If you are the owner, driver or passenger in a vehicle suspected of being used for a serious offence, you must provide your name and address, and those of the others, to the police.

Other than in situations relating to driving, you also have to answer police questions regarding your identification in the following situations:

  • On railway property the police are allowed to ask persons for identification if they have a reasonable suspicion that such a person, or persons, have committed an offence, or is about to commit an offence. You have to comply with the request and provide information regarding your identity.
  • If you are consuming, or carrying, alcohol in a public place, and the police suspect that you are under 18 yrs old. They may request proof of your date of birth.
  • In a public disorder situation, if you are in a target area, and the police suspect that you may be involved, or become involved, in large scale public disorder, you have to answer police questions regarding your identity whilst they are executing their emergency public disorder powers.
  • If the police suspect that you have an Apprehended Violence Order against you, you have to disclose your identity when requested to do so.

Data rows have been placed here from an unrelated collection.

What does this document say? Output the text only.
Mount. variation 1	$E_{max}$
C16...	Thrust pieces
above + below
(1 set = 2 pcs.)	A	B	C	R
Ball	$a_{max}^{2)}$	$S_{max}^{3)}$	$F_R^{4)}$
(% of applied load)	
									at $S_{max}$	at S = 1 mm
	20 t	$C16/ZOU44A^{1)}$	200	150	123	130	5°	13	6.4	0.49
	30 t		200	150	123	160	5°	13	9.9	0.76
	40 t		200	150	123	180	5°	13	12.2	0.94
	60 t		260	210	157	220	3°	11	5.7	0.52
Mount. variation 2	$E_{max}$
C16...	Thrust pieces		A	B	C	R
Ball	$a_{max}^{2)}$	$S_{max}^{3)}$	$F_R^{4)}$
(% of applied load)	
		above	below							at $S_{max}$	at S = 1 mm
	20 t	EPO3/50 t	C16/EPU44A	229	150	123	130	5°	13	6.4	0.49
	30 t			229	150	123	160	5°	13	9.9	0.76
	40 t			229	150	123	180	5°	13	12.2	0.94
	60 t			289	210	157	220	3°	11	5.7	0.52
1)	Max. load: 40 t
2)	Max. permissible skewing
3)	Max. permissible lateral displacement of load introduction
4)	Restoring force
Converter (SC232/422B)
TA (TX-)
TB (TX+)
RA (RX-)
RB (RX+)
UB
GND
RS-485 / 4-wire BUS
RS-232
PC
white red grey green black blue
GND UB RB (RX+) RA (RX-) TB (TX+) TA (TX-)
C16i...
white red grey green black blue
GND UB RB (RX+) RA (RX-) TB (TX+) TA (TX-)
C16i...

The police can give you a move along direction if you are in a public space and they have reason to believe that you are obstructing another person, or traffic; or that you are harassing/intimidating another person; or that you are illegally involved in supplying or obtaining prohibited drugs. If your identity is unknown to the police, they may request identification and you have to inform them of your identity. The same applies if you are intoxicated in a public place and the police tell you to leave the area.

If the police tell you that you have to answer a question, then you should do so. You may ask the police if the law requires you to answer; if the answer is yes, you must answer. Generally you have to provide your name, address and date of birth. If you refuse to answer you may be charged with an offence for refusing. If you are a suspect in an offence the police must caution you, before interviewing you regarding the offence, and inform you of your right to remain silent.

Disclaimer : This article is just a summary of the subject matter being discussed and should not be regarded as a comprehensive legal advice for you to defend yourself alone. If you are charged with criminal offences, it is recommended that you seek legal assistance from criminal lawyers.